Ten police officers used to roam the busy stretch of highway that slices through the tiny northwest Georgia town of Arcade, writing traffic tickets that helped pay for a spacious city complex but also infuriated local businesses and repulsed drivers.

Arcade’s residents hoped they had put the reputation behind them after the Georgia State Patrol cleared the city of speed trap allegations and a new police chief downsized the department. But the issue re-emerged, this time in the form of a federal lawsuit filed by a frustrated driver.

“Someone had to finally take a stand for all those who have been targeted by the city of Arcade police,” said Joe Moses, a retired dentist who filed the complaint in December. It contends officers used “overzealous and improper tactics in creating a speed trap” along U.S. Highway 129.

Residents have grown used to the allegations. The National Speed Trap Exchange warns drivers to take caution when rolling through the city of 1,900 about 13 miles northwest of Athens. And the Georgia State Patrol investigated the city three times between 1997 and 2005, each time concluding the police department was not running a speed trap.

“It’s made people scared to death to go through Arcade,” said Darlene Craven, the owner of Darlene’s Family Hair Care and Tanning Salon, which sits along Arcade’s main road.

Police Chief Randy Williams, who took the department’s reins in 2008, said he’s cut the department down to a lean staff of four officers that’s dedicated to community policing and crime prevention.

“Traffic is part of policing, and I like officers to be seen,” he said. “But we just tell them to enforce the law.”

City attorney Jody Campbell declined to comment on the pending lawsuit, and the city has yet to respond to the complaint in court. The city’s mayor did not return several messages seeking comment.

While the state investigation could have stripped the right of local police officers to use radar detectors, the federal lawsuit could carry other penalties.
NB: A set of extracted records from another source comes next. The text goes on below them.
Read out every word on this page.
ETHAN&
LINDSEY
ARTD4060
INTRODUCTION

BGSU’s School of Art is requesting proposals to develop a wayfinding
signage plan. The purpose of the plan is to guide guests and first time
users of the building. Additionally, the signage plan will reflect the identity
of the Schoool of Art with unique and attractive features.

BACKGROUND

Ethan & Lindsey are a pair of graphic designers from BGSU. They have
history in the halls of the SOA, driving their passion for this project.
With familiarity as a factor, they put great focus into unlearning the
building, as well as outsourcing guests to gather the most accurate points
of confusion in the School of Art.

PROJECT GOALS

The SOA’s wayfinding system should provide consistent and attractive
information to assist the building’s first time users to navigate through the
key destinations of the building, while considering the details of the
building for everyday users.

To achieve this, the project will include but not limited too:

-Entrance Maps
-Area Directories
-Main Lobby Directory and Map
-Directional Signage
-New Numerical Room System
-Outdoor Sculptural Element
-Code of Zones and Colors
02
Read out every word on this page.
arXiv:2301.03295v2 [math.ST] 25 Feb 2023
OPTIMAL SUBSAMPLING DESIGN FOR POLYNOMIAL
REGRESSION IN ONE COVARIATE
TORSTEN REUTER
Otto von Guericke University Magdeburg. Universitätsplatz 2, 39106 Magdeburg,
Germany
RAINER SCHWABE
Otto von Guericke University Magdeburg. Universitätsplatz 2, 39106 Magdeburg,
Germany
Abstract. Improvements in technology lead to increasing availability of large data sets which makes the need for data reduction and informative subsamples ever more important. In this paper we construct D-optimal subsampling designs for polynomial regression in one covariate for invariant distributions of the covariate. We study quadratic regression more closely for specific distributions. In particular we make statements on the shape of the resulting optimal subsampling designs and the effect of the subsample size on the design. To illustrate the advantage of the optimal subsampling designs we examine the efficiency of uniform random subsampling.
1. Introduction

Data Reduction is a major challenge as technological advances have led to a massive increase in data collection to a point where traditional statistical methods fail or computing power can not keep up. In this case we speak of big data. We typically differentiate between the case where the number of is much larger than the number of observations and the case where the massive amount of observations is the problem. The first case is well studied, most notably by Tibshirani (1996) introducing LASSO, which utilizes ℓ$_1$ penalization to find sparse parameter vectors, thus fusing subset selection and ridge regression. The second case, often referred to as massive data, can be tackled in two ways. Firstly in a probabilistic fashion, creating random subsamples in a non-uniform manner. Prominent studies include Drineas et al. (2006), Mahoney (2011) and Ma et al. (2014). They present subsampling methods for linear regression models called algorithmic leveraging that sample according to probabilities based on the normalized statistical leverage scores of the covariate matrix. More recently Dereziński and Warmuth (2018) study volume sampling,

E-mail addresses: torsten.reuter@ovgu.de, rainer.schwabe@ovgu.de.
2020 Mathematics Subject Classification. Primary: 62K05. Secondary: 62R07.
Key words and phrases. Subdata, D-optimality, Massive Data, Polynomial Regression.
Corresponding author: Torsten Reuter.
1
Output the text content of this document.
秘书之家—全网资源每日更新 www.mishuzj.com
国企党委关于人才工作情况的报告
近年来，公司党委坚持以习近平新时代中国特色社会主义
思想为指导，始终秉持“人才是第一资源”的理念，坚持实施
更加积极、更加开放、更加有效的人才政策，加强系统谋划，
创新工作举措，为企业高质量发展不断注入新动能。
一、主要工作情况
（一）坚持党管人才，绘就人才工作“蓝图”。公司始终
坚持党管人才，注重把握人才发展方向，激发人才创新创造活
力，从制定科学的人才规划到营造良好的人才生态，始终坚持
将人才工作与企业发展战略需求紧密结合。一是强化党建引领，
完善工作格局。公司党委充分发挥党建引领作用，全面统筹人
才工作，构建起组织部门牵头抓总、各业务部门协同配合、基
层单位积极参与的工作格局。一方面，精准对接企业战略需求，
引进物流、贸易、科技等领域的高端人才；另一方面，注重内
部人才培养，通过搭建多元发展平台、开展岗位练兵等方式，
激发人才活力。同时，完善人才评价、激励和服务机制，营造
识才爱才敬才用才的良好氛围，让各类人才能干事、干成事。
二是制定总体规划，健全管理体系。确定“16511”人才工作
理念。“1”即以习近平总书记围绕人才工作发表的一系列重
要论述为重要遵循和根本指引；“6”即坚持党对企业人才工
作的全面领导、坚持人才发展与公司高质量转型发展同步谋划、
It seeks punitive damages, a jury trial and Moses’ attorneys hope to broaden the complaint to include others who feel they were unjustly pulled over in Arcade.

“We intend to explore this apparent speed trap, and find others who have been unjustly caught in its net,” said Craig Goodmark, an attorney who joined civil rights attorney Gerry Weber in representing Moses.

Moses was driving home from visiting his daughter in Athens on a foggy December 2008 night when he noticed a police car trailing him, he said in the complaint.

He pulled to the side of the road after driving a few hundred yards to let the squad car drive by him, only to watch the officer pull behind him, he said. First, he said he was cited for driving too slowly. And when he objected, Moses said the officer tagged him with another citation: Failing to have working tag lights.

Moses claims both citations were erroneous. And he said that he asked two police officers in a nearby town to check his tag lights 30 minutes later, and both confirmed in writing that his lights complied with state requirements.

Even with a downsized police force, Arcade still earns a hefty chunk of its revenue from traffic fines.

Some $192,000 of the city’s $675,000 total revenues in 2009 came from fines and forfeitures, according to a Georgia Department of Audits review. In 2008, the city reaped more than $380,000 in revenues from fines and forfeitures, about 40 percent of the total revenue collected that year, according to the audit.

Connie Whitey, who has lived in town since 1991, said she hopes the lawsuit doesn’t stoke new fears about her town. She said during the police force’s heyday, revenue at her liquor store Bulldog Package dropped 40 percent as drivers steered clear of Arcade.

“What did we need 10 police officers for? They ruined the name of Arcade, and it’s taken us years to rebuild,” she said. “Arcade definitely was a speed trap. It still can be, but it’s not as bad as before.”